Well, the Granite 4.0 architecture is a hybrid architecture. It uses
9 Mamba blocks for every one Transformer block. Mamba
kind of does the heavy lifting of capturing global context, then it lets the Transformer
blocks work their magic on parsing the nuanced local details. The efficiency of Mamba with the
precision of Transformers. Now, the second part of this hybrid approach is Mixture of
Experts or MoE. And MoE is used for the Tiny and
the Small models. And this is where the active parameters I mentioned earlier comes in. So, MoE
divides the model into different experts. These are specialized neural subnetworks. And it uses
a routing mechanism to activate only the specific experts that
it needs for a particular task. And the ... the Granite 4.0 models are what we call fine-grained MoE models.
So, Tiny, if you remember Tiny, I said that the Tiny model has
7 billion total parameters and then it has 1
billion active parameters.

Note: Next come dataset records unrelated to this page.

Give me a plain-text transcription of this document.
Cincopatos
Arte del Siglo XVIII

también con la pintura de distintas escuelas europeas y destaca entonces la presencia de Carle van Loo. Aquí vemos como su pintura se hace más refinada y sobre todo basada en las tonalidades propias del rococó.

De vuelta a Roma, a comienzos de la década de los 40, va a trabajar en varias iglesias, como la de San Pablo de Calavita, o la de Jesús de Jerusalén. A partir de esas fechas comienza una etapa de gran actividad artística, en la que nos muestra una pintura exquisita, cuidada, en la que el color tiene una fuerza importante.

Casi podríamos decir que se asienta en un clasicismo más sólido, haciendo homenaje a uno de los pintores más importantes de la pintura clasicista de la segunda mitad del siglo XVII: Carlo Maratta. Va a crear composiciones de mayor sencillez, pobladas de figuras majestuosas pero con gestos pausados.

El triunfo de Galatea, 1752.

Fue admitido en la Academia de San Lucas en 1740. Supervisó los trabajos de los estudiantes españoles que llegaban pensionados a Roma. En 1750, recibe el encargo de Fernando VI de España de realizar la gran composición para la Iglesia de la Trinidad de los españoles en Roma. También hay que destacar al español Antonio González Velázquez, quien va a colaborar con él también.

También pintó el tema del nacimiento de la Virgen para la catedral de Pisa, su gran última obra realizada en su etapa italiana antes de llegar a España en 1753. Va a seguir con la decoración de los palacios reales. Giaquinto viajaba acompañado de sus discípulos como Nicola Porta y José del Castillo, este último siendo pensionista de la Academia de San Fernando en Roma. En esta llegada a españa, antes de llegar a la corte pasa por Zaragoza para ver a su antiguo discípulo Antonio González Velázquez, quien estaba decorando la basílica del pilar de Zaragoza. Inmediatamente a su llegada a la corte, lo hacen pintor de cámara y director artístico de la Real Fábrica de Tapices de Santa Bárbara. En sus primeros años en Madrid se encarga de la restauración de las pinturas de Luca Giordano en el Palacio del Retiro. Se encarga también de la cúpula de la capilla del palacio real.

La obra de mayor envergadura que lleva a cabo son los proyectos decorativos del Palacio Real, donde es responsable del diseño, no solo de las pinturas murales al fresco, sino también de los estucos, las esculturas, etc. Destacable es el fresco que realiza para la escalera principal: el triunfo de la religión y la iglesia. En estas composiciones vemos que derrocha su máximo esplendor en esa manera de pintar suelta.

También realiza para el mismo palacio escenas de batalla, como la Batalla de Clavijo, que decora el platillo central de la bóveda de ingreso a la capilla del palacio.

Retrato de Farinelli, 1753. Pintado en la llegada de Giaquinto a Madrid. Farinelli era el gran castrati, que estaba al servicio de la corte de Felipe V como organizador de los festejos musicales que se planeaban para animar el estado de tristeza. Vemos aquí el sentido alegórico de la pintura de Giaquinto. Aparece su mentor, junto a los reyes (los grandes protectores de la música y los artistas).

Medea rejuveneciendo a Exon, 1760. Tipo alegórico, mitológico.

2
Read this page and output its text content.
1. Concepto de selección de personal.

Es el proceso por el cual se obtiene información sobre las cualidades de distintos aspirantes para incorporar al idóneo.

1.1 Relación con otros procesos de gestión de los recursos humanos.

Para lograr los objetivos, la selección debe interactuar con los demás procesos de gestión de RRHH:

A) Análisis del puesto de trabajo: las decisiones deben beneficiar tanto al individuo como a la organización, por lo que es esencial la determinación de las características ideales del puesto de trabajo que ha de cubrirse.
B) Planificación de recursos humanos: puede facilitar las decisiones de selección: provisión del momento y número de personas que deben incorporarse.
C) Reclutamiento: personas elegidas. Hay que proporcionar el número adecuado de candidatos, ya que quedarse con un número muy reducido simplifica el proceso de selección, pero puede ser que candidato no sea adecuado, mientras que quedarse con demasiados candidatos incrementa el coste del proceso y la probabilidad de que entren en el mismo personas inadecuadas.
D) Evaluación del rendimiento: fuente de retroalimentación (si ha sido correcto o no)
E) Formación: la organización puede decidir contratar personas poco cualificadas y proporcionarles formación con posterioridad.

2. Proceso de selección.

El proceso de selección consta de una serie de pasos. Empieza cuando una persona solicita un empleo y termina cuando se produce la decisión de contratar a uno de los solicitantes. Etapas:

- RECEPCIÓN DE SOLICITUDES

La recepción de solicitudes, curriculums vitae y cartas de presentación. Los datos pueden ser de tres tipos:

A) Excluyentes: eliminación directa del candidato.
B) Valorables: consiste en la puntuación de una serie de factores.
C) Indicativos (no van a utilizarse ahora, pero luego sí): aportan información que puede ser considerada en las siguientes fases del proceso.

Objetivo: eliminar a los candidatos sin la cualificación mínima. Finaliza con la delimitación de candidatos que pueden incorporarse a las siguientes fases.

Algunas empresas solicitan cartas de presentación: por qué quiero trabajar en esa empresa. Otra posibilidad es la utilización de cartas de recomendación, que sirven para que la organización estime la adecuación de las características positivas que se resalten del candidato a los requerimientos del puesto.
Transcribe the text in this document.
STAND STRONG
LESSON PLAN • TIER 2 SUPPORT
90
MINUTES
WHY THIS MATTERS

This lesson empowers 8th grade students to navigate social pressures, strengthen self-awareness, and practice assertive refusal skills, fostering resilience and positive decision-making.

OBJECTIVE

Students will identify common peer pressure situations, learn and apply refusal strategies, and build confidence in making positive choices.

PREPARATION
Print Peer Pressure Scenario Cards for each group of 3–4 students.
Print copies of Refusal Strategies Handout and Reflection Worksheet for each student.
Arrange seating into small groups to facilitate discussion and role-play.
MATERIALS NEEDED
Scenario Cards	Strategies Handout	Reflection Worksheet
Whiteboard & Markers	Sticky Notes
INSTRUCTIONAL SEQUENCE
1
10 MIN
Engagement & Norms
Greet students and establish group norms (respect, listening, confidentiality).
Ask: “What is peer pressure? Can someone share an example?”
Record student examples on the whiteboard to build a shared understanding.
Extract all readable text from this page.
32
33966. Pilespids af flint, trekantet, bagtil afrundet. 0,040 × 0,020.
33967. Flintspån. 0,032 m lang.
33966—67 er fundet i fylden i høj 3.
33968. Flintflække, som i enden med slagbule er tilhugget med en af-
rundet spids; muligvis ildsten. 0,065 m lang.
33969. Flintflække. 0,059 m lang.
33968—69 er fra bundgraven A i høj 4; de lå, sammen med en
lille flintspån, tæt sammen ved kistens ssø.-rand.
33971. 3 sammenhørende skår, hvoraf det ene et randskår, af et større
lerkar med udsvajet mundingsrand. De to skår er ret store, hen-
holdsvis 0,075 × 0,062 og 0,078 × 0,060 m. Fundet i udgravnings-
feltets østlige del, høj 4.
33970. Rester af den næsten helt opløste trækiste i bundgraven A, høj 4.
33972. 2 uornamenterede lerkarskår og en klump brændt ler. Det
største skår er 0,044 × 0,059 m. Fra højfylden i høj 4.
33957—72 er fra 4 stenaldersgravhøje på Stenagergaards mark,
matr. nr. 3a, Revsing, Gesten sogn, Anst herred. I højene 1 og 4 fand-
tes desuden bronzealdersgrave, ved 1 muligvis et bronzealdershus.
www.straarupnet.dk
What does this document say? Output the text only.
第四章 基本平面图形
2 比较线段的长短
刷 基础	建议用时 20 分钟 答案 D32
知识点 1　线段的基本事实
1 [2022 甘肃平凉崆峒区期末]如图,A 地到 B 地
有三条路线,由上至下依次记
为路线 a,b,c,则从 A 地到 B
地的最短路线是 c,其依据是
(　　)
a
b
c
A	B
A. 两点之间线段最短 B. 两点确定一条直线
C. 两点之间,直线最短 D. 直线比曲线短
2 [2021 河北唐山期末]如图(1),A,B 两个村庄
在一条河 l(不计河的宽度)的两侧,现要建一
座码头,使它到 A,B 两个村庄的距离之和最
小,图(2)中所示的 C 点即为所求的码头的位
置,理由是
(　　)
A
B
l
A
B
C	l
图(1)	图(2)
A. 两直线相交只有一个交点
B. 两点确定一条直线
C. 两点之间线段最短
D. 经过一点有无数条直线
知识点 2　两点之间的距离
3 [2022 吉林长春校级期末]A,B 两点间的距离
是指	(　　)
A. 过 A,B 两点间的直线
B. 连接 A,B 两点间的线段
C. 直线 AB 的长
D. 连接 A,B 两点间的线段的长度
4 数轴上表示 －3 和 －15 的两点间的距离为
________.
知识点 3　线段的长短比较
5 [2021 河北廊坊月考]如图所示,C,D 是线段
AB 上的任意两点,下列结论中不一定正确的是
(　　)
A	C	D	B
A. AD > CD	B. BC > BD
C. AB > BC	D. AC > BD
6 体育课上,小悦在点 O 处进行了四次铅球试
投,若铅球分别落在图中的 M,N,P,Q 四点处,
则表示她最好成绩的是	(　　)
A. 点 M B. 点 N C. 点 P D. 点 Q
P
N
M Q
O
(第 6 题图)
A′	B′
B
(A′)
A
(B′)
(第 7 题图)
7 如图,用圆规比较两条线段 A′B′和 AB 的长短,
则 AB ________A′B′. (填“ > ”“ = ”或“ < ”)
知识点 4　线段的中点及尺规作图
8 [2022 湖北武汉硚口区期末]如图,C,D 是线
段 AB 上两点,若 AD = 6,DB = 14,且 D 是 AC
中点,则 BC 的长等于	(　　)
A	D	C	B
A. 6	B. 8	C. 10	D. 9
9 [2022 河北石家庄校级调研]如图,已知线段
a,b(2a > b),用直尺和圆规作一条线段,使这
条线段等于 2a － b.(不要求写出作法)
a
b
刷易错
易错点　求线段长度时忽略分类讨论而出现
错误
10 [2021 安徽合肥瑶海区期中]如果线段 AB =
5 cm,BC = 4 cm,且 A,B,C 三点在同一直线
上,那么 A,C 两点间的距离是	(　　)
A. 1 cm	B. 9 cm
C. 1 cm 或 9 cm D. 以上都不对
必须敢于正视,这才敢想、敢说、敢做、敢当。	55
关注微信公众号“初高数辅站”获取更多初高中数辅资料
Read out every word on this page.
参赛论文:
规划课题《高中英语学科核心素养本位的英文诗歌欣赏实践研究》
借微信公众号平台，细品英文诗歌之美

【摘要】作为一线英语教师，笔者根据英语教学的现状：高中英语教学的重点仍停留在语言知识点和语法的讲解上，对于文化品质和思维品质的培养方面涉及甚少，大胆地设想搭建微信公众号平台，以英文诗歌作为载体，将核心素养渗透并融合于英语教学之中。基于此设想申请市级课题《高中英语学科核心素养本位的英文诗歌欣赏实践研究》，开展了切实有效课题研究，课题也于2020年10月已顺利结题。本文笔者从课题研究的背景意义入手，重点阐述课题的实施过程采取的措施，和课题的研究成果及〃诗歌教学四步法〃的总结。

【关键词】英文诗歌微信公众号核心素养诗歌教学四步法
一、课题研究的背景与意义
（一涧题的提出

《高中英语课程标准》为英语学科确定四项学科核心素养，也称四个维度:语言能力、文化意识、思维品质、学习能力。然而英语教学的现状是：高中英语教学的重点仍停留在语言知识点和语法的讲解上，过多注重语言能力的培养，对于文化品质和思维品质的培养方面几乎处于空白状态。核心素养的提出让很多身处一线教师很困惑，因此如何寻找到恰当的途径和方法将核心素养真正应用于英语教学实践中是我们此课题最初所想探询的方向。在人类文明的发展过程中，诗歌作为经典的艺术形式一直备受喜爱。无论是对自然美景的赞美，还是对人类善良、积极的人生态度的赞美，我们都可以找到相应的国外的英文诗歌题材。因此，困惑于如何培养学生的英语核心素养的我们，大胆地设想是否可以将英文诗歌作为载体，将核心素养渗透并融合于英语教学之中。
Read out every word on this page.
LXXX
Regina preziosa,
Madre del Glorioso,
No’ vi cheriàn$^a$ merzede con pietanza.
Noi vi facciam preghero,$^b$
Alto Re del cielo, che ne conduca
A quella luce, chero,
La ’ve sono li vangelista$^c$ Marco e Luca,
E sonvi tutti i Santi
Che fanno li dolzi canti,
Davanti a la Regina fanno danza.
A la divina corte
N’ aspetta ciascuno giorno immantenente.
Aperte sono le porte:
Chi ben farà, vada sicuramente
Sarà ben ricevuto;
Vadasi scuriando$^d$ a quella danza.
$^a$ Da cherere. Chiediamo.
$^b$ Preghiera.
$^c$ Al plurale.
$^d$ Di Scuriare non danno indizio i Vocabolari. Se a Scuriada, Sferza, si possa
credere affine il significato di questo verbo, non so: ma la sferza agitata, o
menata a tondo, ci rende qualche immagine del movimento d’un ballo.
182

And that means active at inference
time. Well, that model, Tiny, has 62 different experts, but for any given token it
only activates the specific expert that it needs. Plus, there's a shared expert that's always active.
It's pretty efficient. And similarly with the Small model, that has 32 billion total parameters,
9 billion active parameters. It uses a similar routing strategy. And one last
architectural note. Most models use some form of positional encoding, like
RoPE— that's rotary positional encoding—to help the model understand word order. But
these encoding schemes, they often struggle with sequences longer than what they saw during
training. Well, Granite, Granite says NoPE to RoPE, quite
literally, because NoPE is no positional encoding, which so far has had no adverse effects on
long context performance. Which means without the computational overhead of positional encoding and
with Mamba's linear scaling properties, the Granite 4.0 model architecture is designed to
theoretically have an unconstrained context length, meaning you can send in as many tokens as
your hardware and memory supports. So look, we are really seeing two emerging paths with AI model
development. We've got bigger and bigger models with more parameters and longer reinforcement
learning cycles from model providers that are chasing AGI. And then we've, on the other hand, we
kind of got the spectrum of smaller models that really push the limits of what small models can
do, and that they can run on a GPU that you can buy online for, let's say, a couple of hundred
bucks, which is pretty cool. Now Granite 4.0 models are open source, so check them out on Hugging Face
or watsonx.ai if you'd like to see exactly what small language models are capable of doing.